Che, who will open for Mike Epps on Friday at the Mahaffey, was a writer for “Saturday Night Live” until he left in April to become a correspondent on “The Daily Show.” Che also is co-starring in an upcoming Chris Rock film, “Top Five,” which will hit movie screens next month.

“It’s been incredible,” Che said. “I couldn’t have written a better script for me.”

The 30-year-old isn’t an overnight sensation, but he’s close.

“I’m loving this,” Che said of his rapid ascent during a phone call from his Queens, New York, home. “It’s wild how I’ve gotten here so quickly.”

Up until April, he strolled through the halls of 30 Rock while working for “SNL.”

“I worked in the Yankee Stadium of comedy,” Che said. “ Eddie Murphy, Dan Aykroyd and Bill Murray. Comedy legends worked there.”

And then there is “The Daily Show,” which is as demanding as “SNL.” As a result, he’s had little time for other projects or stand-up.

“That’s why I jumped at the chance to work with Chris Rock,” Che said. “I squeezed it in to be in a movie with him. He plays a very successful comedian going through a rough patch. I play one of his friends from the old neighborhood.

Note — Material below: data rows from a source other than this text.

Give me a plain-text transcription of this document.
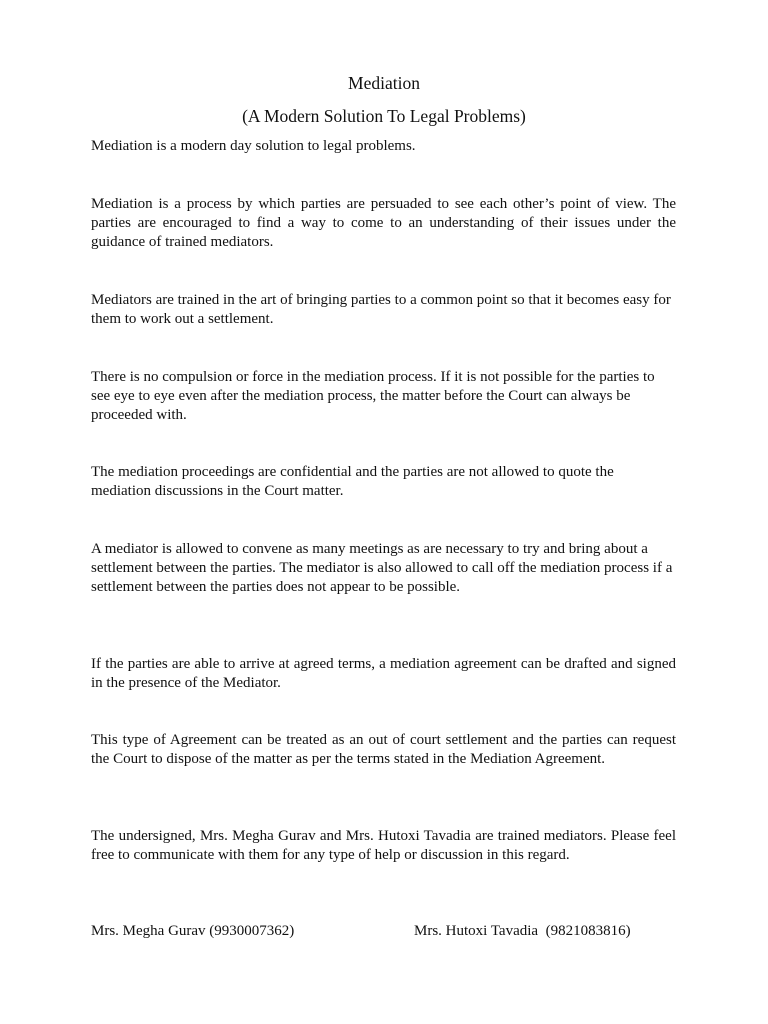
Mediation
(A Modern Solution To Legal Problems)
Mediation is a modern day solution to legal problems.
Mediation is a process by which parties are persuaded to see each other’s point of view. The parties are encouraged to find a way to come to an understanding of their issues under the guidance of trained mediators.
Mediators are trained in the art of bringing parties to a common point so that it becomes easy for them to work out a settlement.
There is no compulsion or force in the mediation process. If it is not possible for the parties to see eye to eye even after the mediation process, the matter before the Court can always be proceeded with.
The mediation proceedings are confidential and the parties are not allowed to quote the mediation discussions in the Court matter.
A mediator is allowed to convene as many meetings as are necessary to try and bring about a settlement between the parties. The mediator is also allowed to call off the mediation process if a settlement between the parties does not appear to be possible.
If the parties are able to arrive at agreed terms, a mediation agreement can be drafted and signed in the presence of the Mediator.
This type of Agreement can be treated as an out of court settlement and the parties can request the Court to dispose of the matter as per the terms stated in the Mediation Agreement.
The undersigned, Mrs. Megha Gurav and Mrs. Hutoxi Tavadia are trained mediators. Please feel free to communicate with them for any type of help or discussion in this regard.
Mrs. Megha Gurav (9930007362)	Mrs. Hutoxi Tavadia  (9821083816)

It was a surreal experience being in a movie with him and Tracy Morgan.”

Che opened a bunch of dates for Morgan in 2013. “I learned a lot from him,” Che said. “Tracy said my stage presence sucked. He told me that when you play to 2,000 people that you can’t stand still. It was cool. If he didn’t care he wouldn’t have said anything.”

The laid-back Che is a quick study who is an inveterate comic. He won’t use stand-up as a way to score a sitcom or a starring role in a film. “It’s the opposite for me,” Che said. “I want to work in films and television so I can get more notice and play bigger venues. For me, it’s all about stand-up.”

For him, the approach to comedy is simple. “I find things that confuse me and I talk about them,” Che said. “Fortunately, I’m easily confused.”

He also waxes about why it’s better to be liked than loved. “You always hear about people killing their loved ones,” Che said. “You never hear about anyone killing someone they liked.”

Che grew up the youngest of seven children on the Lower East Side of Manhattan. “When you’re at that spot in the birth order, you learn to look around and observe,” he said. “I think that’s helped me as a comic. I learned to appreciate things because we didn’t have money for much.”

Prior to making the leap into stand-up, Che thought about taking comedy classes. “But I couldn’t afford them,” he said.

He’s been learning on the fly. “I’ve had to take it all in rapidly,” he said. ”It’s all happened extremely fast but I’m thrilled about that. For some comics, it never happens at all.”

Che doesn’t dream of about being on the level of Rock or Morgan. He could live with the success the late theatrical comic Patrice O’Neal enjoyed.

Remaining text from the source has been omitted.